Stock compensation expense related to restricted stock awards was $0.5 million for the year ended December 31, 2024 and $0.4 million for the year ended December 31, 2023, respectively. Fair values of restricted stock vested during each of the years ended December 31, 2024 and 2023 were $0.4 million.

 

As of December 31, 2024, there were no unreleased shares of common stock.

 

Warrants

 

During the year ended December 31, 2024, the Company had exercisable warrants to purchase up to 200,000 shares of the Company’s common stock at a price per share equal to $17.00 to a consultant for investor relations services to be provided over a five-year period. The warrants are immediately exercisable but are subject to repurchase by the Company until the required service is provided. The fair value of such warrants was $8.05 per share or $1.6 million on the date of grant using the Black-Scholes option-pricing model. This model incorporated certain assumptions for inputs including a risk-free market interest rate of 3.86%, expected dividend yield of the underlying common stock of 0%, expected life of 2.5 years and expected volatility in the market value of the underlying common stock based on our historical volatility of 99.6%. The fair value of the warrants was recorded to prepaid expenses and other current assets to be recognized over the service period.

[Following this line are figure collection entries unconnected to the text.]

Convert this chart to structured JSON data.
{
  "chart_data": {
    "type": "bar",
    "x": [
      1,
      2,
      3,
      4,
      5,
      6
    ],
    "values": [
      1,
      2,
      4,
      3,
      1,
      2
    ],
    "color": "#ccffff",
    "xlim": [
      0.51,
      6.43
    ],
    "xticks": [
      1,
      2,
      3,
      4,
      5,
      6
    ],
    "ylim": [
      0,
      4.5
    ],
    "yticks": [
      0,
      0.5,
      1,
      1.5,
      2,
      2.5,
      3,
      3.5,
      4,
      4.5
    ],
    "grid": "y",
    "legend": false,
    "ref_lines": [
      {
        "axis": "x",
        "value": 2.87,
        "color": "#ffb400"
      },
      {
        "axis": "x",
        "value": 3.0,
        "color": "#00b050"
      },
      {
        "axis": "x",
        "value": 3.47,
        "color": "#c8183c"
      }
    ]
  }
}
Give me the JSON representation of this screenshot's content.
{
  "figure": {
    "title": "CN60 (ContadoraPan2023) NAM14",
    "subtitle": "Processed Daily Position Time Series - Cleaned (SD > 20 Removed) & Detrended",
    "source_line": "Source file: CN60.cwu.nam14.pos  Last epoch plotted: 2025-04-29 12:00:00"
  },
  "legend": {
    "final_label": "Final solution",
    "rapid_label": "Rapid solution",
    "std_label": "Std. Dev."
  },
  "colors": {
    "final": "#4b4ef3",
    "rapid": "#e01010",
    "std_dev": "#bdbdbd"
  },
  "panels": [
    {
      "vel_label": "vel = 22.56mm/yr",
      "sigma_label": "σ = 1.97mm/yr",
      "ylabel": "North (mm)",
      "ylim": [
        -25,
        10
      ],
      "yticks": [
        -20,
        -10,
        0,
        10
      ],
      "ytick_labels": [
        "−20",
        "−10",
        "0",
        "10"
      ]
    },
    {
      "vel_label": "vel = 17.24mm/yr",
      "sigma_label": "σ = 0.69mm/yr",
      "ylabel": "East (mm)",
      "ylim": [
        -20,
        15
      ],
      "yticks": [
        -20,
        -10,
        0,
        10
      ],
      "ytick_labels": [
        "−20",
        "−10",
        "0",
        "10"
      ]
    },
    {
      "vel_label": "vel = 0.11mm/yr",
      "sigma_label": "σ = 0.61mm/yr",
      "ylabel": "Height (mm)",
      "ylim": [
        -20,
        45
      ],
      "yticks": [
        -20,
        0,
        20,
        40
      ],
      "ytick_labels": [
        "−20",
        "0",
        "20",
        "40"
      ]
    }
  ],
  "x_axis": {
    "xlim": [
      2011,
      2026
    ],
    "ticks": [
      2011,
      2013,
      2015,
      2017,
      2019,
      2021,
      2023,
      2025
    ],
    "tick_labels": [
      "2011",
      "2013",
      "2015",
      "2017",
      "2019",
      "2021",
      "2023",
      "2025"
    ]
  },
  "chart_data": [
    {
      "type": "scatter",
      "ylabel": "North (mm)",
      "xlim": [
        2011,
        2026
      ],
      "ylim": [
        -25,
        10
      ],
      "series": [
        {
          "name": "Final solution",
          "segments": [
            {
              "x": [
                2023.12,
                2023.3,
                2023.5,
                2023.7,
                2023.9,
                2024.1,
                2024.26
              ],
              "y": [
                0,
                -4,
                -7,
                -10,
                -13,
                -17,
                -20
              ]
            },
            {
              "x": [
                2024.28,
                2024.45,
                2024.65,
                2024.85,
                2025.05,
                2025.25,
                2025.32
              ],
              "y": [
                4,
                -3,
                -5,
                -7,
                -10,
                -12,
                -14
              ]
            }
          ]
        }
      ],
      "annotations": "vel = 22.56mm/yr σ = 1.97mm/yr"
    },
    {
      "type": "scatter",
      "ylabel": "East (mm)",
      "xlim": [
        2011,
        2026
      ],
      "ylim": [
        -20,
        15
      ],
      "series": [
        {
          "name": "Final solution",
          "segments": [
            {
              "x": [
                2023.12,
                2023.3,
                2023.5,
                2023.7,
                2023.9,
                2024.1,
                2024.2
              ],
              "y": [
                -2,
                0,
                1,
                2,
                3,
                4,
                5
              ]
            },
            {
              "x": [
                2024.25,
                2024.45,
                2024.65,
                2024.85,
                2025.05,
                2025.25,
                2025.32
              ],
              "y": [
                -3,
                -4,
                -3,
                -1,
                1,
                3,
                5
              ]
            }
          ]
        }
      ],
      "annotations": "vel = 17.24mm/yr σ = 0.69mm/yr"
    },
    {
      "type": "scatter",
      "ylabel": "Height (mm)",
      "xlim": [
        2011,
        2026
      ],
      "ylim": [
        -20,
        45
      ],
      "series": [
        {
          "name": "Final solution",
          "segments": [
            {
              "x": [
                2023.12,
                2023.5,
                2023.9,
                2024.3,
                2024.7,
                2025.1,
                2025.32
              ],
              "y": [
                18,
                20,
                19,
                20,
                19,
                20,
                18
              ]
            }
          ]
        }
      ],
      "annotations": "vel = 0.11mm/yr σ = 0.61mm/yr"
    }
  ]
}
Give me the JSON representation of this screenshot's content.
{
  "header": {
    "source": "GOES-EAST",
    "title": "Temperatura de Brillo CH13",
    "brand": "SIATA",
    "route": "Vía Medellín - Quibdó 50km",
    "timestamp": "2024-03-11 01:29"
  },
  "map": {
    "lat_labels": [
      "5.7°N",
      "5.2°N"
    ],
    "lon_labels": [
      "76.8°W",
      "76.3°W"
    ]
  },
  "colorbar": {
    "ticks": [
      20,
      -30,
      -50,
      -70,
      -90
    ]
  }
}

During the year ended December 31, 2024, $0.3 million was recorded as expense and at December 31, 2024, $1.0 million of cost has not been recognized and will be recognized over the next 3.25 years.

 

A summary of activity of warrants outstanding for the years ended December 31, 2024 and 2023 is as follows:

        
   Number of Warrants   Weighted Average Exercise Price 
Outstanding at December 31, 2022   440,204   $6.30 
Granted   200,000    17.00 
Exercised   (29,459)   6.30 
Outstanding at December 31, 2023   610,745   $9.80 
Granted        
Expired   (282,334)   6.40 
Exercised   (128,411)   6.30 
Outstanding at December 31, 2024   200,000    17.00 
Exercisable at December 31, 2024   200,000   $17.00 

 

Exercisable warrants as of December 31, 2024 have a weighted average remaining contractual life of 3.25 years and will expire in March 2028. The intrinsic value of the exercisable shares of the warrants at December 31, 2024 was $0.00.

 

During the year ended December 31, 2024, 128,411 warrants to purchase shares of the Company’s registered common stock were exercised generating $0.8 million, and in the year ended December 31, 2023, 29,459 warrants to purchase shares of the Company’s registered common stock were exercised generating $0.2 million.